In the post-war era, The White Pines also expanded its mission beyond the entertainment and education of its membership. In 1948, ILGWU president David Dubinsky hosted an unprecedented weekend meeting for some 200 manufacturers, which helped avert a strike. Other "employer weekends" soon followed. Other unions also took advantage of the resort's impressive facilities for their meetings, including the National Association of Letter Carriers and the AFL-CIO.

In 1956, The White Pines opened a new 1,200-seat lakeside theater modeled on Radio City Music Hall, complete with a ninety-foot stage and up-to-date lighting and sound. Performers on the new stage included comedians, opera companies, the Harlem Dance Theater Group, and Radio City Music Hall entertainers
In the 1950s, the ILGWU could afford the subsided the operation. In 1953, for example, 78 percent of the guests were ILGWU members who paid a discounted rate.  By the 1960s, The White Pines, like neighboring resorts in Pike and Monroe Counties, were struggling, as air travel, cruises, and suburban country clubs offered vacationers many alternatives to the Poconos.

When the White Pines administration building burnt down in 1969, the ILGWU replaced the building and hoped that the proposed creation of the Delaware Water Gap National Recreation Area would increase its appeal.

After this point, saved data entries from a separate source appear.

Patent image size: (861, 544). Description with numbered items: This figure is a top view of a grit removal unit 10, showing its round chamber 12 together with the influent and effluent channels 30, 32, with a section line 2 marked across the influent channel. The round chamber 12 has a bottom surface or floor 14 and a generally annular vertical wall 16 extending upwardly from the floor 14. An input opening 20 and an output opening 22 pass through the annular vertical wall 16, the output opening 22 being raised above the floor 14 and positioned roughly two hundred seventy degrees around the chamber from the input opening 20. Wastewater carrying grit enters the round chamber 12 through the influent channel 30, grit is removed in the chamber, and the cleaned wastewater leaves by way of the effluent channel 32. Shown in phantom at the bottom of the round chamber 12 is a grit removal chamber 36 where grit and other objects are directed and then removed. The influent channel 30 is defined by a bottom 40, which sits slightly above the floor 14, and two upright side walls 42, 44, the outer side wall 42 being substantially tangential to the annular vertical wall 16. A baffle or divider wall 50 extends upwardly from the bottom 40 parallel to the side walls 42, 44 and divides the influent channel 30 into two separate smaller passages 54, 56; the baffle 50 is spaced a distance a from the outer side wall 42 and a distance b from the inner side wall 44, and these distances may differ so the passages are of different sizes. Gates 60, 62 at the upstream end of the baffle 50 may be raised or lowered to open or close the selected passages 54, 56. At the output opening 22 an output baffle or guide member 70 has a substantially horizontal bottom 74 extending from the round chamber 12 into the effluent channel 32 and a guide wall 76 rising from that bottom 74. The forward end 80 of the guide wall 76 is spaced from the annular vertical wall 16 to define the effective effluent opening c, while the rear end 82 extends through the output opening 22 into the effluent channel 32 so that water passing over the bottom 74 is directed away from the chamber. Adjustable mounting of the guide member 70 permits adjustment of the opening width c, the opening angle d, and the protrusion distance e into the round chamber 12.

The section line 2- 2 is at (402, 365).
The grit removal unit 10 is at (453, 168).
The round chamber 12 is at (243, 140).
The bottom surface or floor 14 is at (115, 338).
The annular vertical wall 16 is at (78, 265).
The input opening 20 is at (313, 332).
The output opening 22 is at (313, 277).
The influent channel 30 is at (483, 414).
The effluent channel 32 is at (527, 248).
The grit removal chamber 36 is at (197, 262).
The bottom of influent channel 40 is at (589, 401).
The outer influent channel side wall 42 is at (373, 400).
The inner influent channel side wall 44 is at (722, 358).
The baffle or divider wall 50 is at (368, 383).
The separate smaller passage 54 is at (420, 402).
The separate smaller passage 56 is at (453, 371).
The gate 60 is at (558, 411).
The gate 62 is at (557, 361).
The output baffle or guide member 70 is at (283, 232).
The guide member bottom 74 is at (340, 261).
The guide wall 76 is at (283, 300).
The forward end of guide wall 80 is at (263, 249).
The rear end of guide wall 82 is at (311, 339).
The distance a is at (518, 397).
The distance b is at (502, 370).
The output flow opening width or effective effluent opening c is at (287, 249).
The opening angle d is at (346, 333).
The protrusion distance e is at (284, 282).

In 1972, The White Pines opened a new main building that began to host newcomers to the union, including Hispanics, Asian Americans, and African Americans, who joined the aging Italian and Jewish membership.

The American garment industry, however, was experiencing serious decline as sewing jobs moved overseas and ILGWU membership fell from its 1968 peak of 451,000 to 360,000 in the mid-1970s. By the late 1980s only 160,000 members remained. Attempts to attract a younger crowd of members to The White Pines, with the addition of "El Coco Loco" Lounge, did not help.  In January 1990, faced with declining membership and annual subsidies of some $1,000,000, the union reluctantly closed the resort.

In the middle decades of the twentieth century The White Pines provided recreation, instruction, and entertainment to thousands of ethnic, blue-collar, and middle-class Americans. The White Pines had also effectively cultivated a "union culture" that ensured loyalty and strengthened the ILGWU during strikes and hard times.